Mitt Romney Must Decide What Kind of America He Believes In





4-30-12

Ian Reifowitz is the author of "Obama’s America: A Transformative Vision of Our National Identity", forthcoming in July, and is Associate Professor of History at S.U.N.Y.-Empire State College.

We now finally know who the presidential nominees of our two major political parties will be this fall. Republicans and Democrats stand opposed to one another on a range of policy issues. As a historian who studies national identity in multiethnic societies like ours, I am especially concerned by the growing divide between the two camps. Increasingly, some very conservative political figures describe Americanness in starkly different terms than do moderates and liberals.

The question of our national identity is not determined by specific legislation, although laws play a role in drawing the boundaries of who wins wide acceptance as a member of the American community. How we define Americanness is much more a matter of consensus, of broadly embraced terms, of offering inclusion, and seeing that offer reciprocated as mutual bonds turn a population into a people.

The 2010 census documented demographic trends that have been noticeable for a long time. In the future our country’s population will consist of ever-greater numbers of Asian and Hispanic Americans. But this itself is nothing new. At the turn of the last century some feared the huge influx of non-Anglo-Saxon European immigrants, people, some said, who could never be truly American. Such fear of “outsiders” and “unassimilable” immigrants or racial minorities has long haunted our politics.

Whether old or new, political rhetoric that labels some Americans as outside the bounds of the national community because of who they are is clearly exclusionary. Such tactics today play on the anxiety people feel about the social and cultural changes reflected in the recent census, and how these changes will affect the way we understand what it means to be American.

Barack Obama has long spoken of our national identity in terms that include Americans of every religious tradition, region, ethnic background, and sexual orientation in what he has repeatedly called the “American family.” The president has focused specifically on invigorating national bonds that unify Americans across ethnic lines. Even in his most populist recent speeches about the need for higher taxes on the wealthy, Obama has never even hinted that they are somehow “not American.”
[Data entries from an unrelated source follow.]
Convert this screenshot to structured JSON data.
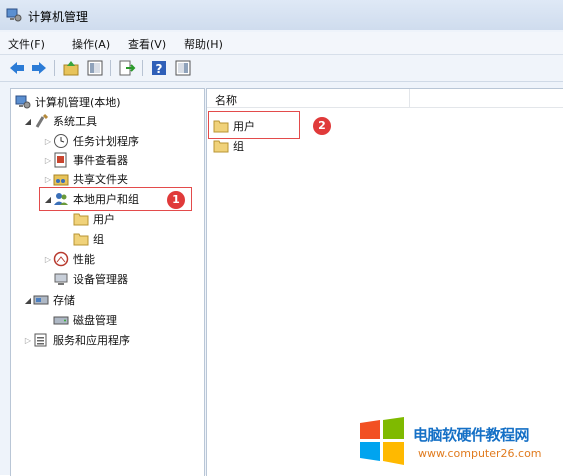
{
  "window": {
    "title": "计算机管理"
  },
  "menu": [
    {
      "label": "文件(F)"
    },
    {
      "label": "操作(A)"
    },
    {
      "label": "查看(V)"
    },
    {
      "label": "帮助(H)"
    }
  ],
  "tree": {
    "root": "计算机管理(本地)",
    "system_tools": "系统工具",
    "task_scheduler": "任务计划程序",
    "event_viewer": "事件查看器",
    "shared_folders": "共享文件夹",
    "local_users": "本地用户和组",
    "users": "用户",
    "groups": "组",
    "performance": "性能",
    "device_manager": "设备管理器",
    "storage": "存储",
    "disk_mgmt": "磁盘管理",
    "services": "服务和应用程序"
  },
  "list": {
    "column": "名称",
    "items": [
      {
        "label": "用户"
      },
      {
        "label": "组"
      }
    ]
  },
  "annotations": {
    "badge1": "1",
    "badge2": "2"
  },
  "watermark": {
    "title": "电脑软硬件教程网",
    "url": "www.computer26.com"
  }
}
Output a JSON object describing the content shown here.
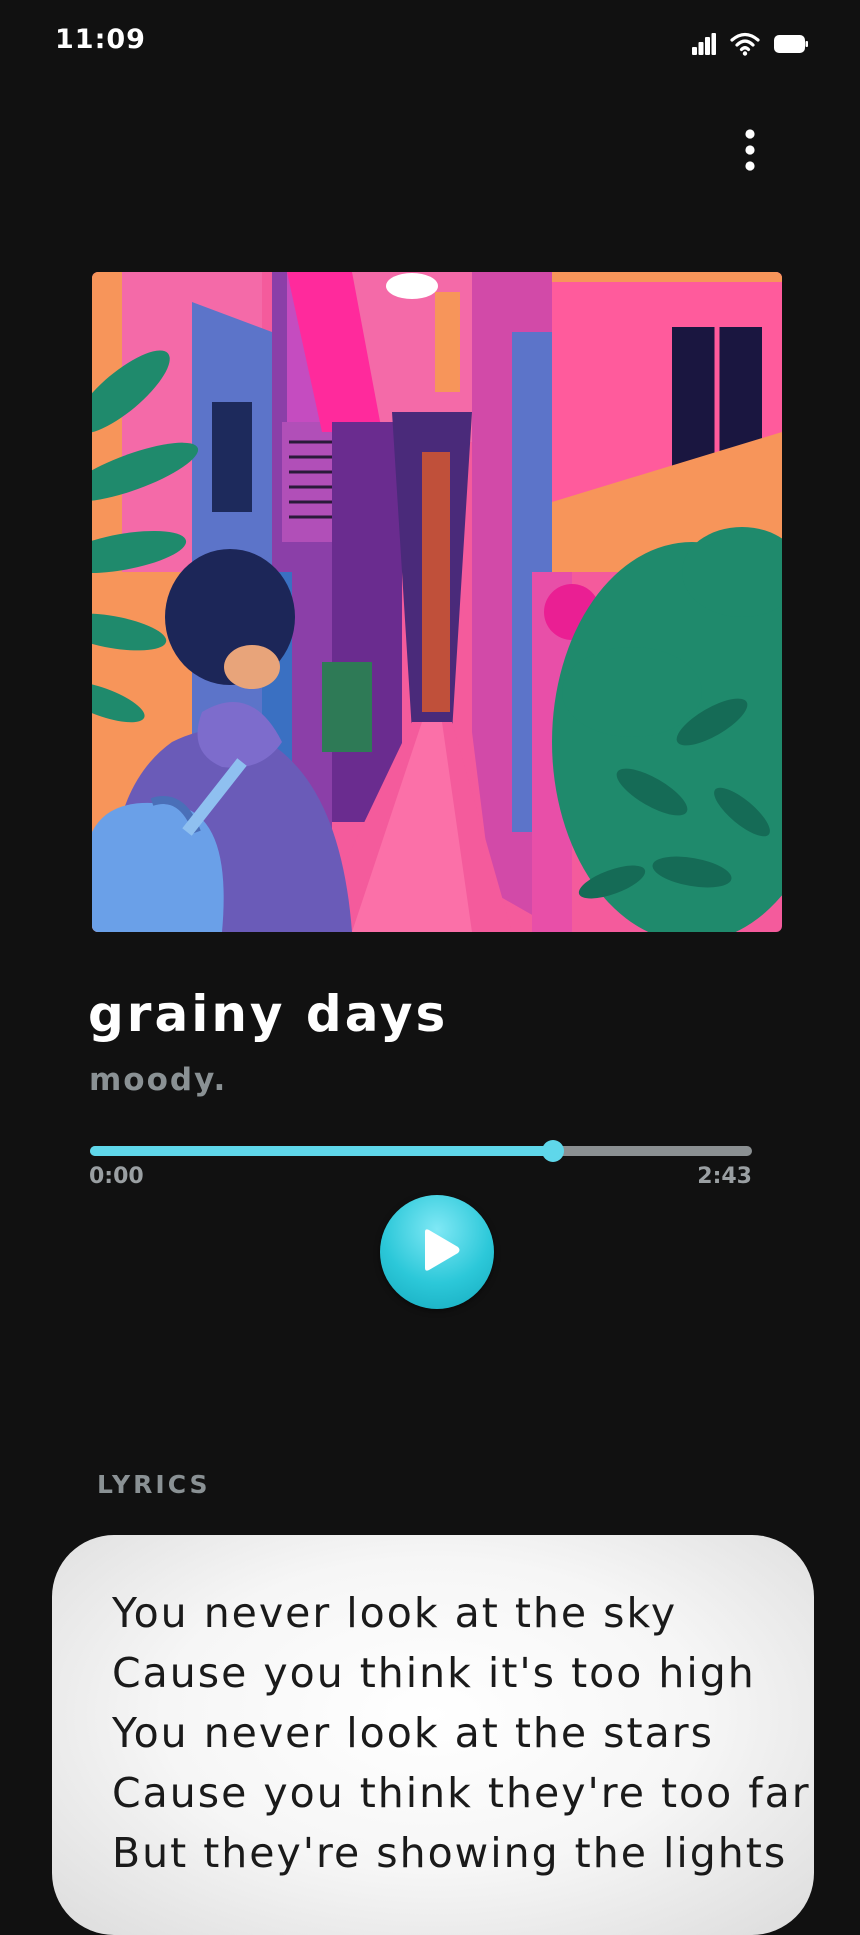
{
  "status_bar": {
    "time": "11:09",
    "icons": [
      "signal-icon",
      "wifi-icon",
      "battery-icon"
    ]
  },
  "header": {
    "menu_icon": "more-vertical-icon"
  },
  "track": {
    "title": "grainy days",
    "artist": "moody.",
    "album_art": "illustration of a person with a backpack in a neon-colored alley"
  },
  "player": {
    "elapsed": "0:00",
    "duration": "2:43",
    "progress": 0.7,
    "play_icon": "play-icon"
  },
  "lyrics": {
    "heading": "LYRICS",
    "lines": [
      "You never look at the sky",
      "Cause you think it's too high",
      "You never look at the stars",
      "Cause you think they're too far",
      "But they're showing the lights"
    ]
  },
  "colors": {
    "background": "#111111",
    "accent": "#5fd7ea",
    "muted_text": "#8a9194",
    "progress_track": "#8b9092",
    "lyrics_card": "#f6f6f6"
  }
}
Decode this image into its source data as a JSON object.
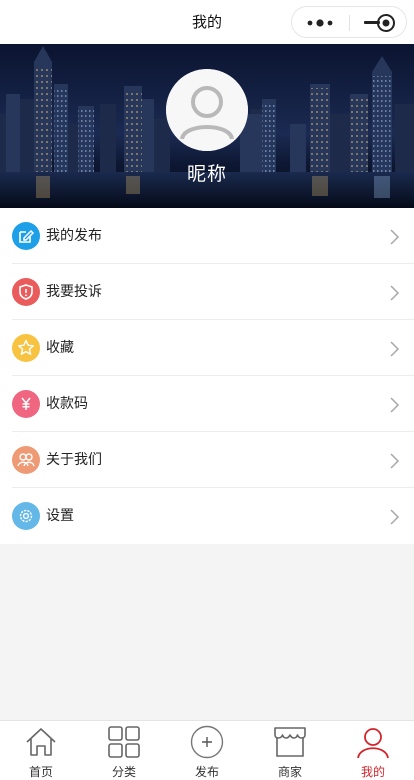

On the other hand, there is the signal example of exclusionism coming from a leading conservative. In 2008 Sarah Palin declared: “We believe that the best of America is in these small towns that we get to visit, and in these wonderful little pockets of what I call the real America. ... This is where we find the kindness and the goodness and the courage of everyday Americans.” Palin here divides our population into those who live in “small towns,” folks who are disproportionately white, Christian, and culturally conservative, and those who do not. Members of the first group are “everyday Americans” who live in “real America.” The rest of us are, well, not.

Romney’s competitors for the Republican presidential nomination have used similarly exclusionary language to define President Obama as “not American.” Rick Santorum proclaimed: “Obama is detached from the American experience. ... He just doesn’t identify with the average American because of his own backgroundIndonesia and Hawaii.” Newt Gingrich characterized Obama’s worldview as “Kenyan.” Romney himself made a remark that a New York Times editorial called “close” to as bad as Gingrich’s when he asserted: “I don‘t think [Obama] understands America.”

And then there’s Ted Nugent, whose endorsement Romney actively sought and received after calling the aging rocker in March. Nugent recently referred to the Obama administration as “vile, evil, America-hating.”

To his credit, John McCain has repeatedly rejected the “othering” of Obama, as did Jon Huntsman. Such language is by no means universal among Republicans. As the newly-minted standard bearer of conservatism, Mitt Romney must publicly declare whether he accepts or disavows the exclusionist definition of Americanness reflected to varying degrees in the above remarks. The American people deserve to know what kind of Republican Governor Romney is, and what kind of Republican Party he wants to lead. Does he believe that President Obama “hates America”? Does he agree with Sarah Palin about who is a “real American,” and thus about the definition of our national identity?

Many Americans—in particular those who are white and middle-aged or older—remember growing up in a far more homogeneous place than the present. The sense of mourning for — and the desire to restore — that world is powerful, as is the fear of what is to come in the new, far more diverse America. The question is whether politicians choose to exacerbate that fear through divisive rhetoric, or to assuage it with language that seeks to unify us as Americans and encourages us to transcend our differences. Mitt Romney must openly declare which kind of politician he is.